There are, however, three other things that should be considered when looking at Semel's compensation:

* His 6 million-share option grant carried with it a decision not to grant him any more stock options during a three- year period. So if you amortize that $66 million of present value over three years, the figure drops to a much lower $22 million.

* From 2003 on, Semel hadn't taken his annual bonus in the form of cash. Rather, he was, in 2006, given additional stock options -- 1.3 million.

* Then at the same time he took that giant stock option in May 2006, Semel agreed to cut his base salary to $1 a year from $600,000.

So, Semel effectively went on an all-options diet. Since a stock option is the riskiest form of executive pay, he had one of the most risky pay packages among U.S. CEOs.

Still, even if you charge only a third of that monster option grant to his 2006 compensation, Semel would have turned up in the overpaid column.

Total Pay

Looking at the total pay received by 533 other U.S. CEOs running companies with market values of $4 billion or more, Semel's total pay (after counting only a third of the options' present value) of $34 million positioned him 106 percent above the average. That's after adjusting the average for differences in company size, company total return in 2006 and the degree of risk in the pay package.

You certainly can't criticize Semel for what has come to be known as opportunistic grant timing. The stock didn't take off after the May 2006 grant was made. It declined, and it kept declining.

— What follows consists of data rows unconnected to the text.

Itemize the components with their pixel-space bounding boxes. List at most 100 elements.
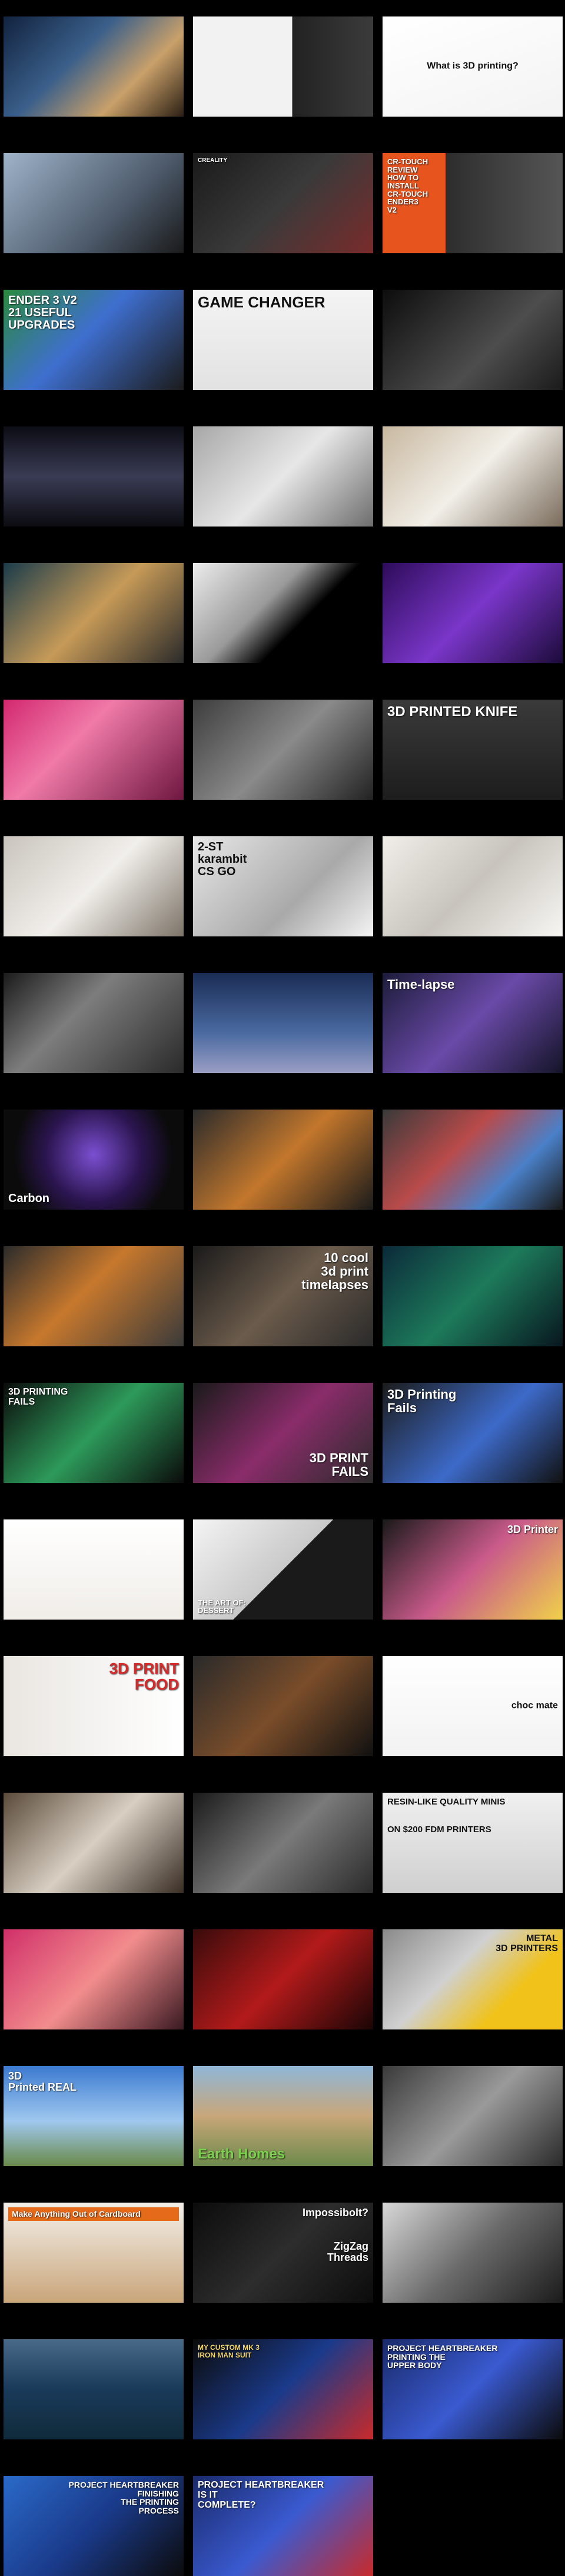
tile-21-useful-upgrades[interactable]: ENDER 3 V2 21 USEFUL UPGRADES xyxy=(4,290,184,390)
thumbnail-caption: 3D PRINTING FAILS xyxy=(8,1387,68,1407)
thumbnail-caption: PROJECT HEARTBREAKER IS IT COMPLETE? xyxy=(198,2480,324,2510)
tile-3d-printed-knife[interactable]: 3D PRINTED KNIFE xyxy=(383,700,563,800)
tile-is-it-complete[interactable]: PROJECT HEARTBREAKER IS IT COMPLETE? xyxy=(193,2476,373,2576)
tile-resin-like-minis[interactable]: RESIN-LIKE QUALITY MINIS ON $200 FDM PRI… xyxy=(383,1793,563,1893)
thumbnail-caption: 3D Printer xyxy=(507,1524,558,1535)
tile-skeleton-print[interactable] xyxy=(383,1110,563,1210)
thumbnail-caption: 3D Printing Fails xyxy=(387,1387,457,1416)
tile-chocolate-balls[interactable] xyxy=(4,1519,184,1620)
tile-black-printer[interactable] xyxy=(4,153,184,253)
thumbnail-caption: PROJECT HEARTBREAKER PRINTING THE UPPER … xyxy=(387,2343,498,2370)
thumbnail-caption: RESIN-LIKE QUALITY MINIS ON $200 FDM PRI… xyxy=(387,1797,506,1835)
tile-3d-printed-real[interactable]: 3D Printed REAL xyxy=(4,2066,184,2166)
tile-miniatures[interactable] xyxy=(193,1793,373,1893)
tile-3d-printer-candy[interactable]: 3D Printer xyxy=(383,1519,563,1620)
tile-3d-print-food[interactable]: 3D PRINT FOOD xyxy=(4,1656,184,1756)
thumbnail-caption: Make Anything Out of Cardboard xyxy=(8,2207,179,2221)
tile-concrete-printing[interactable] xyxy=(383,2066,563,2166)
thumbnail-image xyxy=(193,1929,373,2029)
thumbnail-image xyxy=(383,2066,563,2166)
tile-iron-man-suit[interactable]: MY CUSTOM MK 3 IRON MAN SUIT xyxy=(193,2339,373,2439)
thumbnail-image xyxy=(4,1519,184,1620)
thumbnail-image xyxy=(193,16,373,117)
thumbnail-image xyxy=(383,1110,563,1210)
thumbnail-caption: 3D PRINT FOOD xyxy=(109,1660,179,1694)
tile-spiral-print[interactable] xyxy=(4,1793,184,1893)
tile-3d-printing-fails-blue[interactable]: 3D Printing Fails xyxy=(383,1383,563,1483)
tile-eiffel-print[interactable] xyxy=(193,973,373,1073)
thumbnail-image xyxy=(4,973,184,1073)
thumbnail-caption: 3D PRINTED KNIFE xyxy=(387,704,518,720)
thumbnail-caption: 3D PRINT FAILS xyxy=(309,1450,368,1479)
tile-hulk-print[interactable] xyxy=(383,1246,563,1346)
tile-carbon-resin[interactable]: Carbon xyxy=(4,1110,184,1210)
tile-z-axis-diagram[interactable] xyxy=(193,16,373,117)
thumbnail-caption: PROJECT HEARTBREAKER FINISHING THE PRINT… xyxy=(68,2480,179,2516)
tile-metal-3d-printers[interactable]: METAL 3D PRINTERS xyxy=(383,1929,563,2029)
tile-groot-print[interactable] xyxy=(193,1110,373,1210)
tile-choc-mate[interactable]: choc mate xyxy=(383,1656,563,1756)
tile-3d-printing-fails-green[interactable]: 3D PRINTING FAILS xyxy=(4,1383,184,1483)
thumbnail-image xyxy=(383,1246,563,1346)
thumbnail-image xyxy=(4,2339,184,2439)
thumbnail-image xyxy=(193,1110,373,1210)
tile-top-gear-car[interactable] xyxy=(383,2203,563,2303)
thumbnail-caption: ENDER 3 V2 21 USEFUL UPGRADES xyxy=(8,294,77,332)
tile-designer-sketch[interactable] xyxy=(383,426,563,527)
thumbnail-image xyxy=(4,836,184,936)
tile-10-cool-timelapses[interactable]: 10 cool 3d print timelapses xyxy=(193,1246,373,1346)
tile-kunai-knife[interactable] xyxy=(383,836,563,936)
thumbnail-image xyxy=(4,700,184,800)
tile-headwrap-portrait[interactable] xyxy=(4,563,184,663)
tile-cardboard-knife[interactable] xyxy=(4,973,184,1073)
tile-creality-printer[interactable]: CREALITY xyxy=(193,153,373,253)
tile-printed-boat[interactable] xyxy=(4,2339,184,2439)
tile-red-stage-talk[interactable] xyxy=(193,1929,373,2029)
tile-what-is-3d-printing[interactable]: What is 3D printing? xyxy=(383,16,563,117)
tile-ted-talk-purple[interactable] xyxy=(383,563,563,663)
tile-3d-print-fails-pink[interactable]: 3D PRINT FAILS xyxy=(193,1383,373,1483)
thumbnail-image xyxy=(193,1793,373,1893)
tile-karambit-csgo[interactable]: 2-ST karambit CS GO xyxy=(193,836,373,936)
thumbnail-image xyxy=(193,153,373,253)
tile-printer-cube-lab[interactable] xyxy=(4,16,184,117)
tile-mouse-figure[interactable] xyxy=(4,1246,184,1346)
tile-time-lapse-statue[interactable]: Time-lapse xyxy=(383,973,563,1073)
thumbnail-caption: Time-lapse xyxy=(387,977,455,992)
thumbnail-image xyxy=(4,16,184,117)
tile-food-printer[interactable] xyxy=(193,1656,373,1756)
thumbnail-image xyxy=(4,1929,184,2029)
tile-dim-studio[interactable] xyxy=(193,563,373,663)
thumbnail-caption: THE ART OF: DESSERT xyxy=(198,1598,246,1615)
tile-pink-lattice[interactable] xyxy=(4,700,184,800)
thumbnail-caption: 3D Printed REAL xyxy=(8,2070,77,2093)
tile-earth-homes[interactable]: Earth Homes xyxy=(193,2066,373,2166)
tile-grey-interview[interactable] xyxy=(193,700,373,800)
tile-portrait-bust[interactable] xyxy=(4,1929,184,2029)
thumbnail-grid: What is 3D printing? CREALITY CR-TOUCH REV… xyxy=(0,0,565,2576)
tile-game-changer[interactable]: GAME CHANGER xyxy=(193,290,373,390)
tile-cr-touch-review[interactable]: CR-TOUCH REVIEW HOW TO INSTALL CR-TOUCH … xyxy=(383,153,563,253)
tile-art-of-dessert[interactable]: THE ART OF: DESSERT xyxy=(193,1519,373,1620)
thumbnail-caption: Impossibolt? ZigZag Threads xyxy=(303,2207,368,2263)
tile-robot-arm-printer[interactable] xyxy=(383,290,563,390)
tile-butterfly-knife[interactable] xyxy=(4,836,184,936)
thumbnail-caption: CR-TOUCH REVIEW HOW TO INSTALL CR-TOUCH … xyxy=(387,157,428,214)
thumbnail-image xyxy=(193,700,373,800)
tile-printing-upper-body[interactable]: PROJECT HEARTBREAKER PRINTING THE UPPER … xyxy=(383,2339,563,2439)
thumbnail-caption: MY CUSTOM MK 3 IRON MAN SUIT xyxy=(198,2343,260,2359)
thumbnail-image xyxy=(193,563,373,663)
thumbnail-image xyxy=(4,153,184,253)
thumbnail-image xyxy=(383,2203,563,2303)
thumbnail-caption: choc mate xyxy=(511,1700,558,1711)
thumbnail-caption: Carbon xyxy=(8,1192,49,1205)
tile-cardboard-anything[interactable]: Make Anything Out of Cardboard xyxy=(4,2203,184,2303)
thumbnail-image xyxy=(4,426,184,527)
thumbnail-image xyxy=(193,973,373,1073)
tile-fashion-model-white[interactable] xyxy=(193,426,373,527)
tile-finishing-printing-process[interactable]: PROJECT HEARTBREAKER FINISHING THE PRINT… xyxy=(4,2476,184,2576)
tile-impossibolt[interactable]: Impossibolt? ZigZag Threads xyxy=(193,2203,373,2303)
thumbnail-image xyxy=(383,563,563,663)
thumbnail-image xyxy=(383,290,563,390)
tile-fashion-dress-silver[interactable] xyxy=(4,426,184,527)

On the day of his resignation, all 6 million option shares were underwater.

Now, when your typical U.S. CEO steps down, he is showered with money, even though the reason for the departure is lousy performance. There is salary and bonus for a number of years, and all the free and option shares that haven't yet vested miraculously become vested.

No Cushion

Semel worked with no employment agreement to cushion his fall, and Yahoo spokeswoman Joanna Stevens said Semel returned to the company ``anything not vested.''

According to the terms of his May 2006 option grant, as detailed in the company's proxy statement filed on April 30, 25 percent of Semel's 6 million option shares vested on May 31, 2007, and the remainder were returned to the company.

As non-executive chairman, Stevens said that Semel will be paid just like any other outside director of the company. In 2006, outside directors received free shares worth $165,000 and a stock option with a grant-date fair value of $159,000.

Semel should be the role model for other CEOs who find themselves in a similar situation.
I take particular offense at the fun poked at him just a week ago by California Governor Arnold Schwarzenegger. Speaking at a dinner with Semel in the audience, Schwarzenegger pointed out that he gave up his multimillion-dollar movie career to work for no salary as governor. Then he added: ``Unlike Terry.''

When Schwarzenegger was in his prime as a movie star, I very much doubt that he worked for a percentage of the net. My guess is that he worked for a percentage of the gross, something for which all movie stars lust. Working for a percentage of the net could cause you to earn nothing if your movie is a turkey.

Well, governor, Terry Semel has always worked for a percentage of the net. And yes, his latest movie has indeed proved to be a turkey, though probably unlike you, he didn't walk away with a pile of bucks.

(Graef Crystal is a columnist for Bloomberg News. The opinions expressed are his own.)